Text-to-Speech (TTS) module (GH-133).

Provides TTS primitives for:

  • Neural TTS synthesis
  • Mel spectrogram generation from text
  • Vocoder integration (HiFi-GAN, WaveGlow, etc.)
  • Multi-speaker synthesis

§Architecture

Text → Text Processing → Acoustic Model → Mel Spectrogram → Vocoder → Audio
             ↓                                    ↑
       Phoneme/Grapheme                   [Speaker Embedding]
       Encoding                           [Prosody Control]

§Example

use aprender::speech::tts::{TtsConfig, SpeechSynthesizer, SynthesisRequest};

let config = TtsConfig::default();
assert_eq!(config.sample_rate, 22050);
assert_eq!(config.n_mels, 80);

§Supported Models

  • Tacotron2-style (attention-based)
  • FastSpeech2-style (non-autoregressive)
  • VITS-style (end-to-end variational)

§References

  • Wang, Y., et al. (2017).
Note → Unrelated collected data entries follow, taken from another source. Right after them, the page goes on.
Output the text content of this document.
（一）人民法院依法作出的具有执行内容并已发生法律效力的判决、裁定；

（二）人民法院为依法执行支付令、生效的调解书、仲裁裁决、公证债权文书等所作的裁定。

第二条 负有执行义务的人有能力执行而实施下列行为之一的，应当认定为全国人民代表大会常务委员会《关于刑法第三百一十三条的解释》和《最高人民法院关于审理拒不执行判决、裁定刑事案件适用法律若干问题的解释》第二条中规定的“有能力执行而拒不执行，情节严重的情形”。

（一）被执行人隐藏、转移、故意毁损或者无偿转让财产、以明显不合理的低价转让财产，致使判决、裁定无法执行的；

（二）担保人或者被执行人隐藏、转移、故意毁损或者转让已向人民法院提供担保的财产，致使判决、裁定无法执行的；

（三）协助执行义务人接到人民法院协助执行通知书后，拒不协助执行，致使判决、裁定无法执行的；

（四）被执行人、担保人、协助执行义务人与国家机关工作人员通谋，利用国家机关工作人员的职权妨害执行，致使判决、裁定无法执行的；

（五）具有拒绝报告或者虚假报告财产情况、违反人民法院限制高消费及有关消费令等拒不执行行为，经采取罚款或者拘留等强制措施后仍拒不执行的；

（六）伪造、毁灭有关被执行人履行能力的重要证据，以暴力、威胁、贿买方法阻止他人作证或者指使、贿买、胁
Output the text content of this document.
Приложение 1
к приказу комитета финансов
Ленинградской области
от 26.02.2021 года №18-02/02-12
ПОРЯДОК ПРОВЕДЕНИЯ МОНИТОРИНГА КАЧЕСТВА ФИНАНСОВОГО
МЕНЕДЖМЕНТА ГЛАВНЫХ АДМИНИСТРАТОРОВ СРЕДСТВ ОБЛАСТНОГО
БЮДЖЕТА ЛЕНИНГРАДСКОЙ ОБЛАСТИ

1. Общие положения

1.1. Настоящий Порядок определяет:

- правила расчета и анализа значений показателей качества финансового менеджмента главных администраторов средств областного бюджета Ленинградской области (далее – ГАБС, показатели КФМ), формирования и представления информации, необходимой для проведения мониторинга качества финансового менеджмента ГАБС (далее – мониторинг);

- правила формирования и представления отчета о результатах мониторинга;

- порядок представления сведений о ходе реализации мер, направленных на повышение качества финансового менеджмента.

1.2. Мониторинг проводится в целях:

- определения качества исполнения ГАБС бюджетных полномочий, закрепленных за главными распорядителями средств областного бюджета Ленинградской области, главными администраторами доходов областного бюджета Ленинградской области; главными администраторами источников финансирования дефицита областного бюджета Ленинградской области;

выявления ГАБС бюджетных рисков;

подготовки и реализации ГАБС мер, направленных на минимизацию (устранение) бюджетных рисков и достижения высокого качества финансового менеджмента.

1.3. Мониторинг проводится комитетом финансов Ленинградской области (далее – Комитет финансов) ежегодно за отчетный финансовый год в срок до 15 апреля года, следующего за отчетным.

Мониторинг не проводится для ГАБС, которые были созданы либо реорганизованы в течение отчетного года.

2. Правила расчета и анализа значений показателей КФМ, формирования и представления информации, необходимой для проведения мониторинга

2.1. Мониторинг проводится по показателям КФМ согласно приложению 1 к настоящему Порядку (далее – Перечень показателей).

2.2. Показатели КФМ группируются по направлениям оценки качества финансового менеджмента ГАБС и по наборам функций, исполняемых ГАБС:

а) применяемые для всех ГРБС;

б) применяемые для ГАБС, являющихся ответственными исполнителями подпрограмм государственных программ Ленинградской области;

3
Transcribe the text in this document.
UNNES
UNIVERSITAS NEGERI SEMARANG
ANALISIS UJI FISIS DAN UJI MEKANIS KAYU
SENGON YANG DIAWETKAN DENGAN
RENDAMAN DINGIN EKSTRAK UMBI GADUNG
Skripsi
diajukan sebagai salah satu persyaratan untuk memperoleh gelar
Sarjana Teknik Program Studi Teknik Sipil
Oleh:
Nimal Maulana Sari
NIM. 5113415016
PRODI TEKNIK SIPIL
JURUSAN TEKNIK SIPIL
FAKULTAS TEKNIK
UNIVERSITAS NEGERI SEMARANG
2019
Tacotron: End-to-End Speech Synthesis.
  • Ren, Y., et al. (2020). FastSpeech 2: Fast and High-Quality TTS.
  • Kim, J., et al. (2021). Conditional Variational Autoencoder with Adversarial Learning.

§PMAT Compliance

  • Zero unwrap() calls
  • All public APIs return Result<T, E> where fallible

Structs§

AlignmentInfo
Alignment information between text and audio.
FastSpeech2Synthesizer
FastSpeech2-style TTS synthesizer.
HifiGanVocoder
HiFi-GAN vocoder.
SynthesisRequest
A synthesis request with text and optional controls.
SynthesisResult
Synthesis result containing audio and metadata.
TtsConfig
TTS configuration.
VitsSynthesizer
VITS-style end-to-end TTS.

Traits§

SpeechSynthesizer
Trait for speech synthesis.
Vocoder
Trait for neural vocoder (mel to audio).

Functions§

estimate_duration
Estimate synthesis duration from text.
normalize_text
Normalize text for TTS (lowercase, expand abbreviations, etc.).
split_sentences
Split text into sentences for chunked synthesis.